I have been looking into partykit functions for a while and could not find a function that could help me extracting those info I just listed.
Could someone help me please? Thank you!
As usual there are several approaches to obtain the information you are looking for. The technical way for extracting the info
stored in a particular node
is to use nodeapply(object, ids, info_node)
where info_node
returns a list of information stored in the respective node.
However, in the terminal nodes of constparty
objects there is nothing stored. Instead, the whole distribution of the response by fitted node is stored and can be extracted by fitted(object)
. This contains a data frame with the observed (response)
the (fitted)
node and the observation (weights)
(if any). And then you can easily use tapply()
or aggregate()
or something like that to compute node-wise means etc.
Alternatively, you can convert the constparty
object to a simpleparty
object which stores the printed information in the nodes and extract it.
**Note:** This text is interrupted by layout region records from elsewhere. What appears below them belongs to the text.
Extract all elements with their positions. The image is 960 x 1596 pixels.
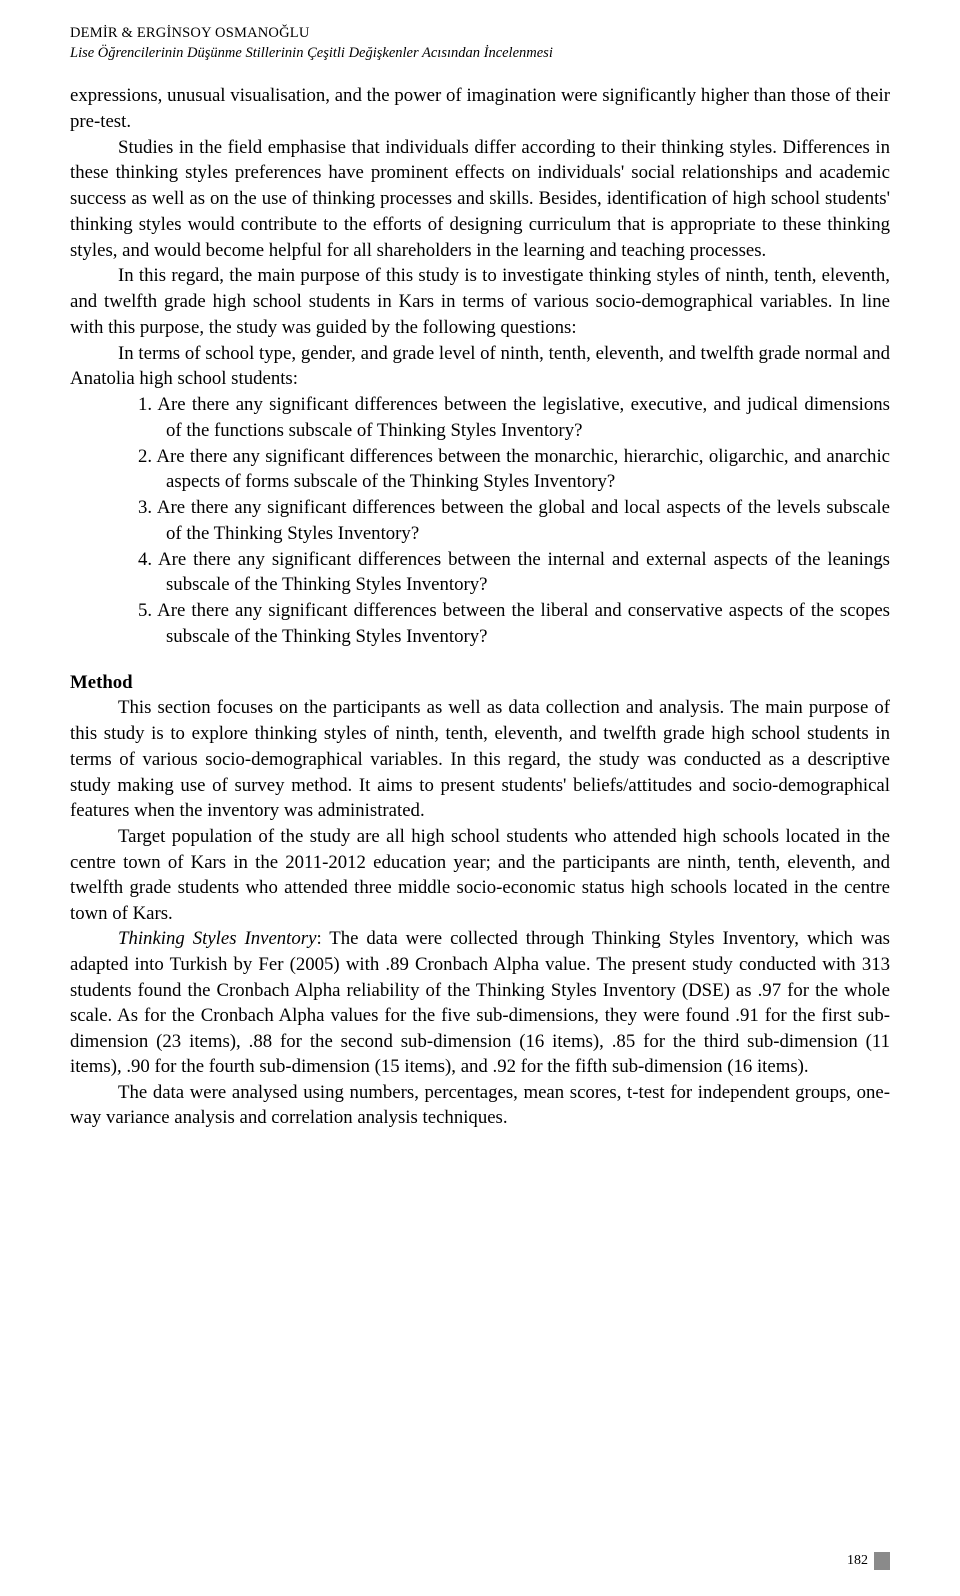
method-p1: This section focuses on the participants…	[70, 695, 890, 824]
page: DEMİR & ERGİNSOY OSMANOĞLU Lise Öğrencil…	[0, 0, 960, 1596]
running-head-authors: DEMİR & ERGİNSOY OSMANOĞLU	[70, 24, 890, 44]
page-footer: 182	[847, 1552, 890, 1570]
paragraph-intro-2: Studies in the field emphasise that indi…	[70, 135, 890, 264]
body-text: expressions, unusual visualisation, and …	[70, 83, 890, 1131]
running-head: DEMİR & ERGİNSOY OSMANOĞLU Lise Öğrencil…	[70, 24, 890, 63]
method-block: Target population of the study are all h…	[70, 824, 890, 1131]
list-item: 1. Are there any significant differences…	[70, 392, 890, 444]
paragraph-intro-3: In this regard, the main purpose of this…	[70, 263, 890, 340]
running-head-subtitle: Lise Öğrencilerinin Düşünme Stillerinin …	[70, 44, 890, 64]
method-heading: Method	[70, 670, 890, 696]
list-item: 2. Are there any significant differences…	[70, 444, 890, 496]
method-p3-lead: Thinking Styles Inventory	[118, 928, 316, 949]
list-item: 4. Are there any significant differences…	[70, 547, 890, 599]
method-p4: The data were analysed using numbers, pe…	[70, 1080, 890, 1131]
list-item: 3. Are there any significant differences…	[70, 495, 890, 547]
paragraph-intro-4: In terms of school type, gender, and gra…	[70, 341, 890, 393]
method-p3: Thinking Styles Inventory: The data were…	[70, 926, 890, 1079]
questions-list: 1. Are there any significant differences…	[70, 392, 890, 650]
method-p3-rest: : The data were collected through Thinki…	[70, 928, 890, 1077]
page-mark-icon	[874, 1552, 890, 1570]
method-p2: Target population of the study are all h…	[70, 824, 890, 926]
page-number: 182	[847, 1553, 868, 1569]
paragraph-intro-1: expressions, unusual visualisation, and …	[70, 83, 890, 135]
list-item: 5. Are there any significant differences…	[70, 598, 890, 650]
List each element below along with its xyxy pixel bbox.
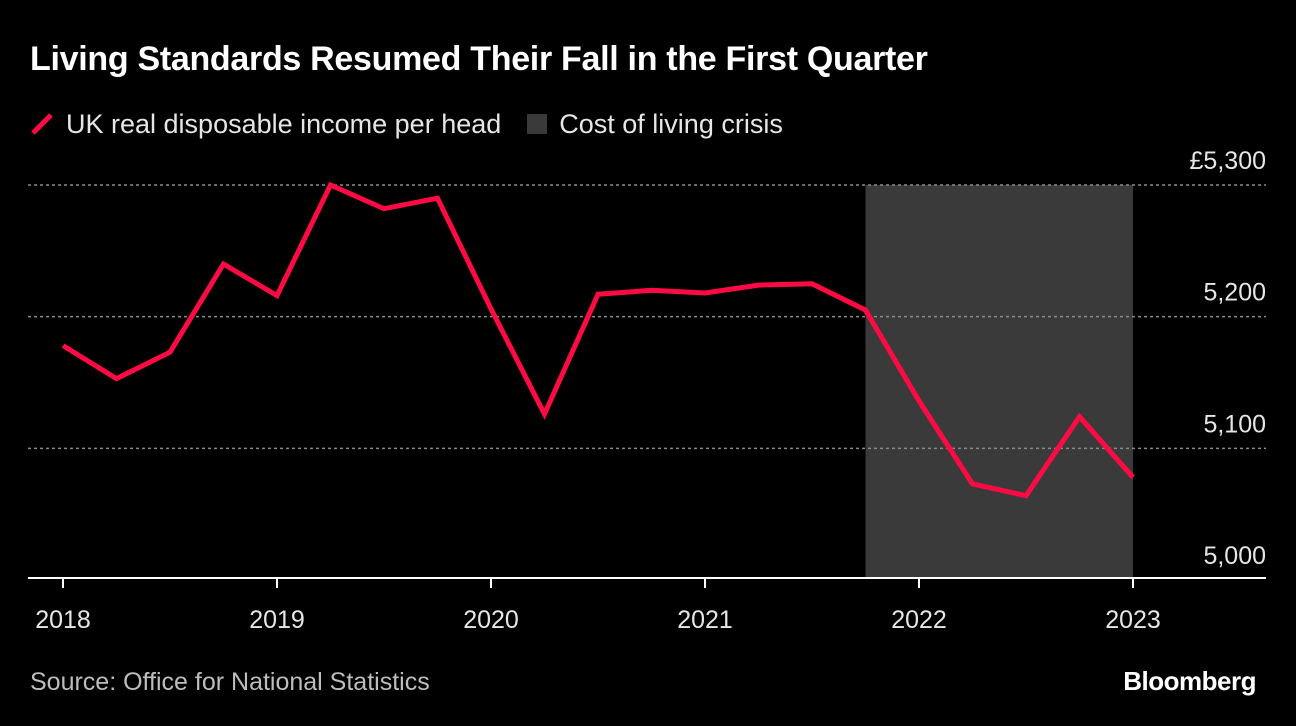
source-note: Source: Office for National Statistics xyxy=(30,668,430,696)
bloomberg-logo: Bloomberg xyxy=(1123,666,1256,696)
data-point-12 xyxy=(703,291,708,296)
data-point-17 xyxy=(970,481,975,486)
y-tick-label-5000: 5,000 xyxy=(1203,542,1266,570)
data-point-4 xyxy=(275,293,280,298)
legend: UK real disposable income per head Cost … xyxy=(30,106,809,142)
series-line-0 xyxy=(61,181,1135,499)
data-point-5 xyxy=(328,183,333,188)
data-point-9 xyxy=(542,412,547,417)
data-point-13 xyxy=(756,283,761,288)
legend-shade-swatch xyxy=(527,114,548,134)
data-point-1 xyxy=(114,376,119,381)
data-point-7 xyxy=(435,196,440,201)
data-point-15 xyxy=(863,308,868,313)
legend-item-shade: Cost of living crisis xyxy=(527,109,783,140)
data-point-8 xyxy=(489,306,494,311)
data-point-11 xyxy=(649,288,654,293)
data-point-18 xyxy=(1024,493,1029,498)
legend-shade-label: Cost of living crisis xyxy=(559,108,783,139)
x-tick-label-2021: 2021 xyxy=(677,606,733,634)
data-point-10 xyxy=(596,292,601,297)
y-tick-label-5100: 5,100 xyxy=(1203,410,1266,438)
data-point-16 xyxy=(917,398,922,403)
y-tick-label-5200: 5,200 xyxy=(1203,279,1266,307)
x-tick-label-2019: 2019 xyxy=(249,606,305,634)
data-point-3 xyxy=(221,262,226,267)
y-tick-label-5300: £5,300 xyxy=(1190,147,1266,175)
chart-title: Living Standards Resumed Their Fall in t… xyxy=(30,40,928,78)
data-point-2 xyxy=(168,350,173,355)
x-tick-label-2020: 2020 xyxy=(463,606,519,634)
data-point-19 xyxy=(1077,414,1082,419)
x-tick-label-2023: 2023 xyxy=(1105,606,1161,634)
legend-series-label: UK real disposable income per head xyxy=(66,108,502,139)
data-point-0 xyxy=(61,343,66,348)
x-tick-label-2018: 2018 xyxy=(35,606,91,634)
legend-line-swatch xyxy=(31,113,53,135)
data-point-6 xyxy=(382,206,387,211)
data-point-14 xyxy=(810,281,815,286)
x-tick-label-2022: 2022 xyxy=(891,606,947,634)
data-point-20 xyxy=(1131,475,1136,480)
legend-item-series: UK real disposable income per head xyxy=(30,109,501,140)
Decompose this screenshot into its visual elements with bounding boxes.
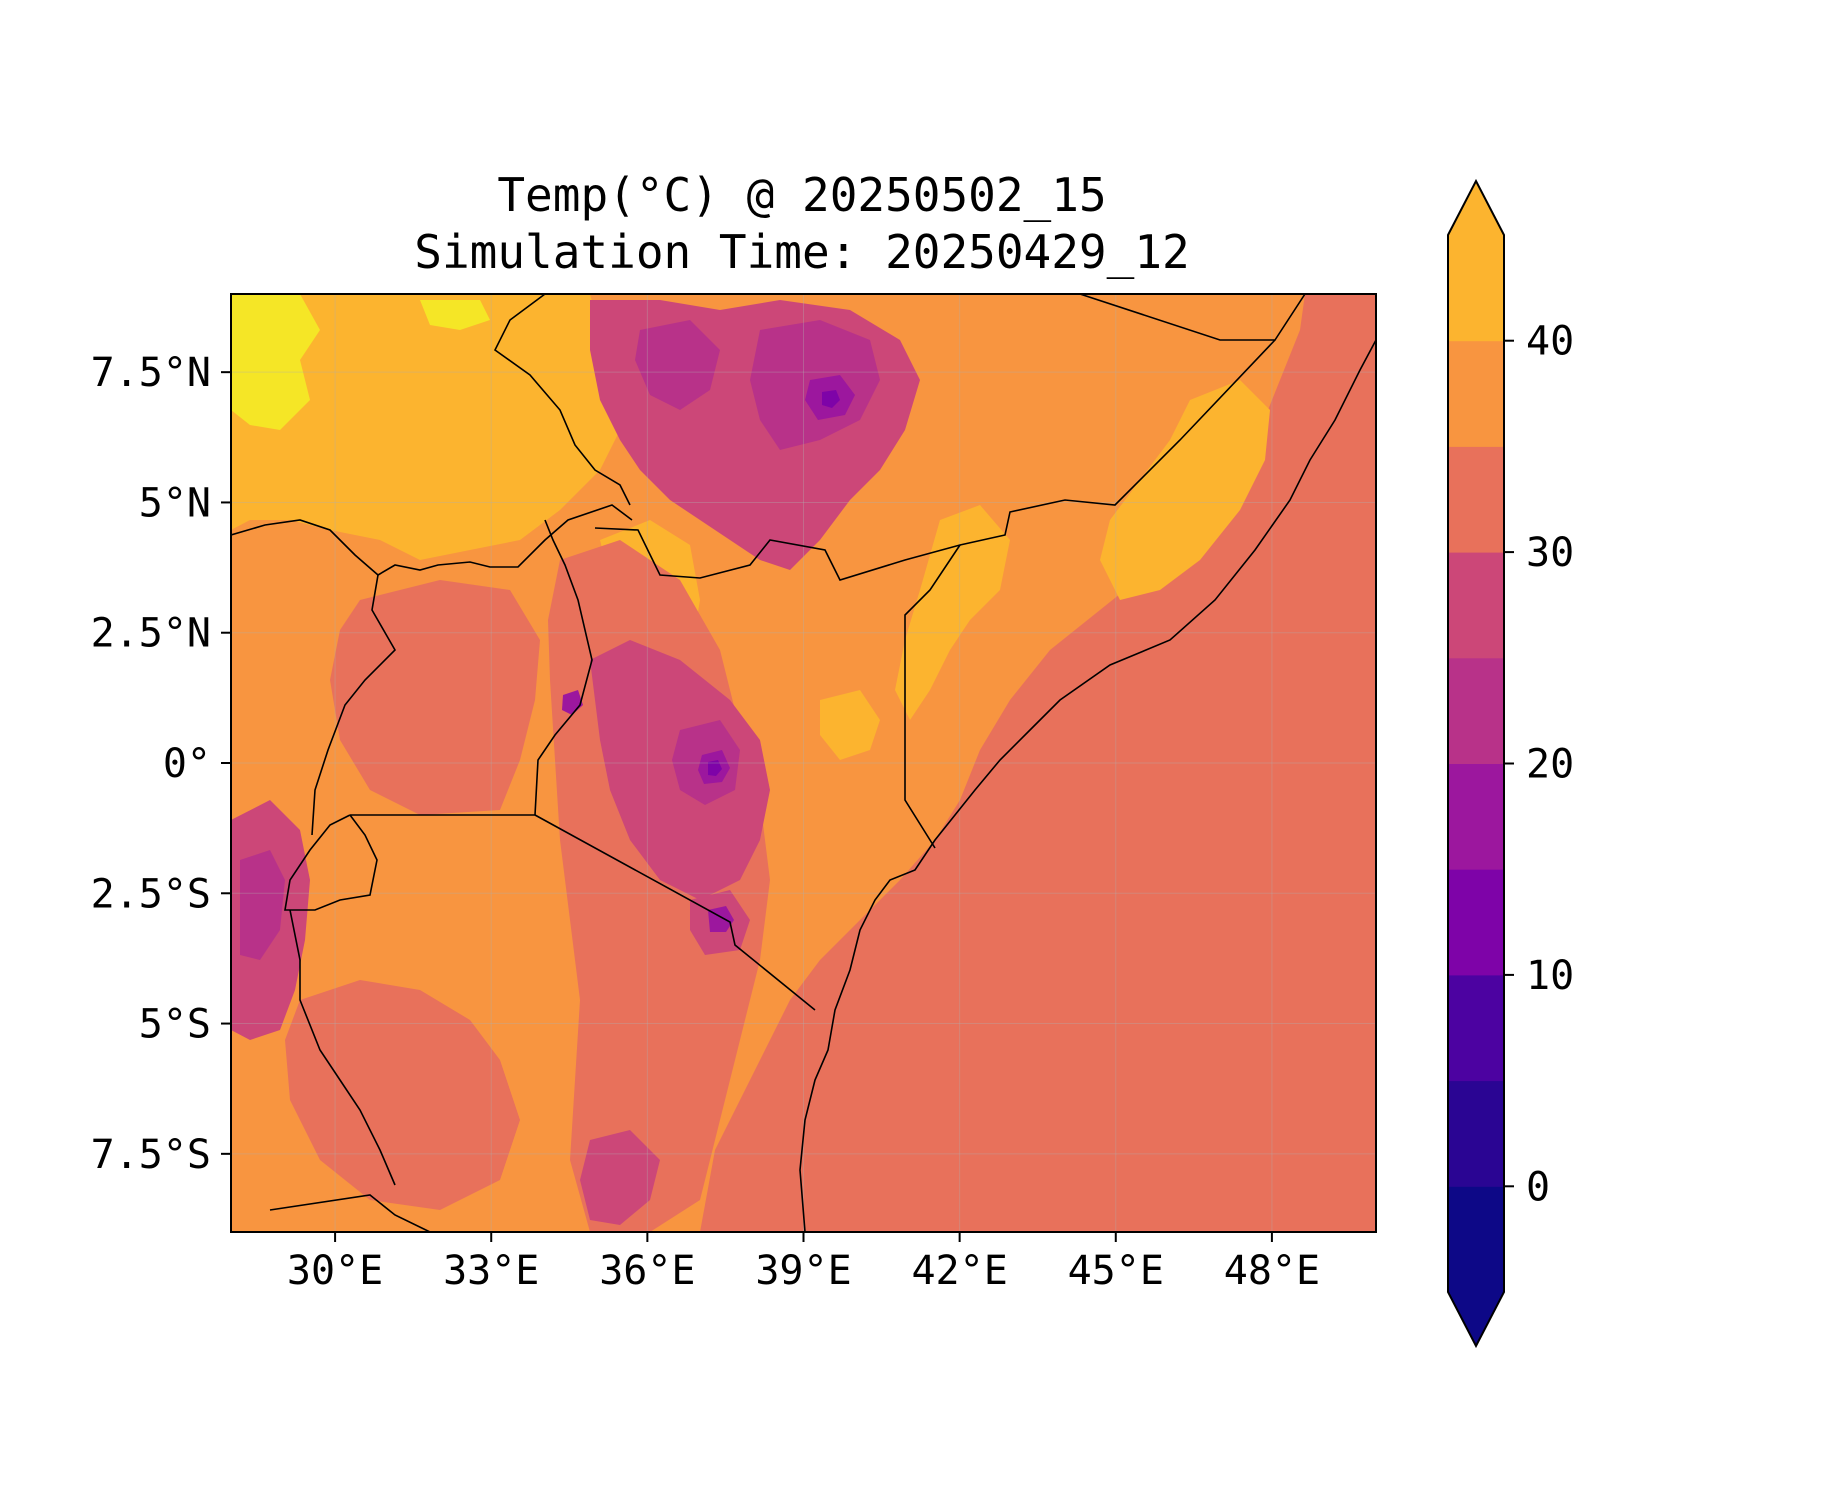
x-axis: 30°E 33°E 36°E 39°E 42°E 45°E 48°E [287,1232,1320,1294]
colorbar-segment-3 [1448,869,1504,976]
border-kenya-tanzania [534,814,816,1011]
y-tick-label-5: 5°S [139,1002,211,1048]
contour-35-40-north [231,294,620,560]
y-axis: 7.5°N 5°N 2.5°N 0° 2.5°S 5°S 7.5°S [91,350,231,1178]
border-tanzania-drc [289,909,396,1186]
contour-10-15-kili [708,906,734,932]
colorbar-outline [1447,178,1505,1349]
colorbar-segment-0 [1448,1186,1504,1293]
border-southsudan-ethiopia [493,294,631,506]
x-tick-label-5: 45°E [1068,1248,1164,1294]
border-rwanda-burundi [284,814,378,911]
contour-40-45-b [420,300,490,330]
y-tick-label-2: 2.5°N [91,611,211,657]
colorbar-segment-6 [1448,552,1504,659]
x-tick-label-4: 42°E [911,1248,1007,1294]
contour-15-20-ethiopia-b [635,320,720,410]
map-gridlines [231,294,1376,1232]
colorbar-tick-label-4: 40 [1526,319,1574,365]
colorbar: 0 10 20 30 40 [1447,178,1574,1349]
border-tanzania-zambia [269,1194,431,1232]
x-tick-label-1: 33°E [443,1248,539,1294]
contour-25-30-uganda [330,580,540,815]
border-somalia-ethiopia-2 [594,339,1276,581]
contour-35-40-somalia [1100,380,1270,600]
colorbar-segment-9 [1448,235,1504,342]
colorbar-segment-1 [1448,1080,1504,1187]
border-somalia-ethiopia [1079,294,1306,341]
colorbar-extend-min [1448,1292,1504,1346]
colorbar-extend-max [1448,181,1504,235]
x-tick-label-0: 30°E [287,1248,383,1294]
y-tick-label-0: 7.5°N [91,350,211,396]
border-drc-southsudan [231,519,379,576]
coastline [799,339,1376,1232]
contour-5-10-ethiopia [822,390,840,408]
y-tick-label-3: 0° [163,741,211,787]
y-tick-label-6: 7.5°S [91,1132,211,1178]
colorbar-segment-8 [1448,340,1504,447]
border-drc-uganda [311,574,396,836]
contour-15-20-rift [240,850,285,960]
contour-5-10-mtkenya [708,760,722,776]
border-uganda-kenya [534,519,593,816]
border-southsudan-uganda [377,504,633,576]
contour-40-45 [231,294,320,430]
colorbar-segment-4 [1448,763,1504,870]
contour-35-40-lamu [820,690,880,760]
contour-20-25-tanzania-s [580,1130,660,1225]
contour-35-40-ogaden [895,505,1010,720]
borders [231,294,1376,1232]
chart-title: Temp(°C) @ 20250502_15 [497,168,1106,222]
y-tick-label-1: 5°N [139,480,211,526]
colorbar-segment-2 [1448,974,1504,1082]
colorbar-tick-label-1: 10 [1526,953,1574,999]
x-tick-label-6: 48°E [1224,1248,1320,1294]
y-tick-label-4: 2.5°S [91,871,211,917]
colorbar-tick-label-2: 20 [1526,742,1574,788]
colorbar-tick-label-3: 30 [1526,530,1574,576]
contour-25-30-tanzania [285,980,520,1210]
x-tick-label-2: 36°E [599,1248,695,1294]
border-kenya-somalia [904,544,961,849]
x-tick-label-3: 39°E [755,1248,851,1294]
chart-subtitle: Simulation Time: 20250429_12 [414,225,1189,279]
temperature-map [231,294,1376,1232]
colorbar-tick-label-0: 0 [1526,1164,1550,1210]
colorbar-segment-5 [1448,657,1504,764]
colorbar-segment-7 [1448,446,1504,553]
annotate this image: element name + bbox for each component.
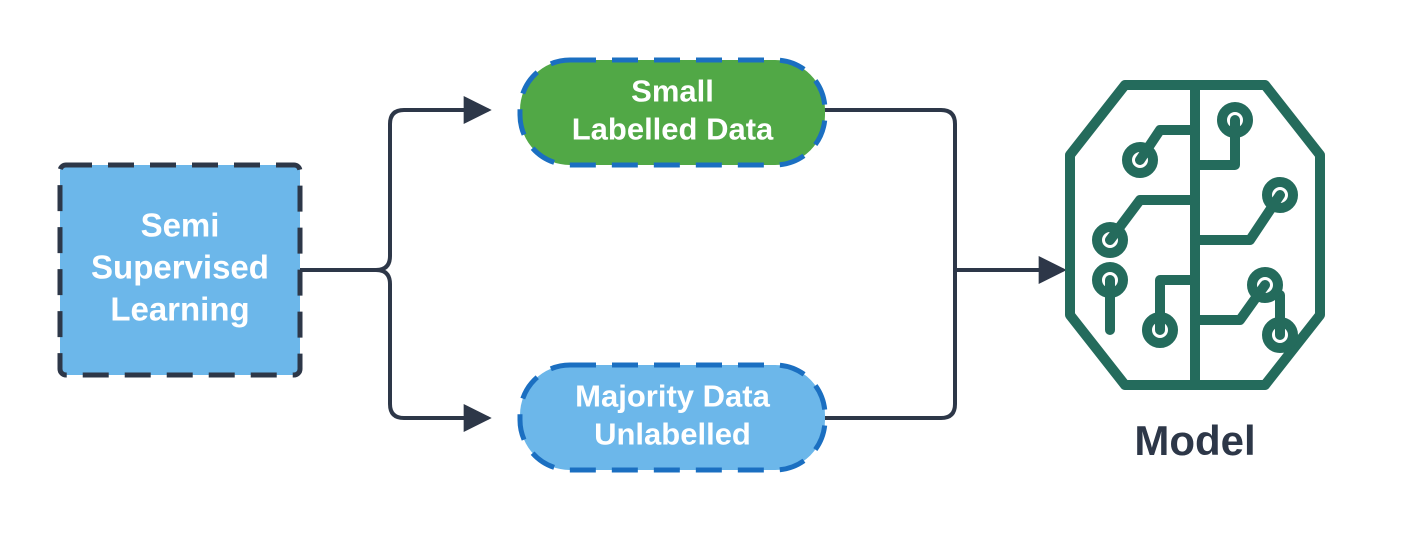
- node-bottom-line-0: Majority Data: [575, 379, 770, 414]
- model-icon: [1070, 85, 1320, 385]
- edge-1: [300, 270, 487, 418]
- node-top: SmallLabelled Data: [520, 60, 825, 165]
- node-source: Semi Supervised Learning: [60, 165, 300, 375]
- node-source-line-0: Semi: [141, 207, 220, 244]
- node-bottom-line-1: Unlabelled: [594, 417, 751, 452]
- edge-0: [300, 110, 487, 270]
- model-label: Model: [1134, 417, 1255, 464]
- edge-2: [825, 110, 955, 270]
- node-source-line-2: Learning: [110, 291, 249, 328]
- node-source-line-1: Supervised: [91, 249, 269, 286]
- node-bottom: Majority DataUnlabelled: [520, 365, 825, 470]
- edge-3: [825, 270, 955, 418]
- node-top-line-1: Labelled Data: [572, 112, 774, 147]
- node-top-line-0: Small: [631, 74, 714, 109]
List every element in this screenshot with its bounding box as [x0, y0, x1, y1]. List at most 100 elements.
A worked example for both strategies is a simple regression tree for the cars
data:
library("partykit")
data("cars", package = "datasets")
ct <- ctree(dist ~ speed, data = cars)
Then you can easily compute node-wise mean
s by
with(fitted(ct), tapply(`(response)`, `(fitted)`, mean))
## 3 4 5
## 18.20000 39.75000 65.26316
Of course, you can replace mean
by any other summary statistic you are interested in.
The nodeapply()
for the simpleparty
can be obtained by:
nodeapply(as.simpleparty(ct), ids = nodeids(ct, terminal = TRUE), info_node)
## $`3`
## $`3`$prediction
## [1] 18.2
##
## $`3`$n
## n
## 15
##
## $`3`$error
## [1] 1176.4
##
## $`3`$distribution
## NULL
##
## $`3`$p.value
## NULL
##
##
## $`4`
## $`4`$prediction
## [1] 39.75
## ...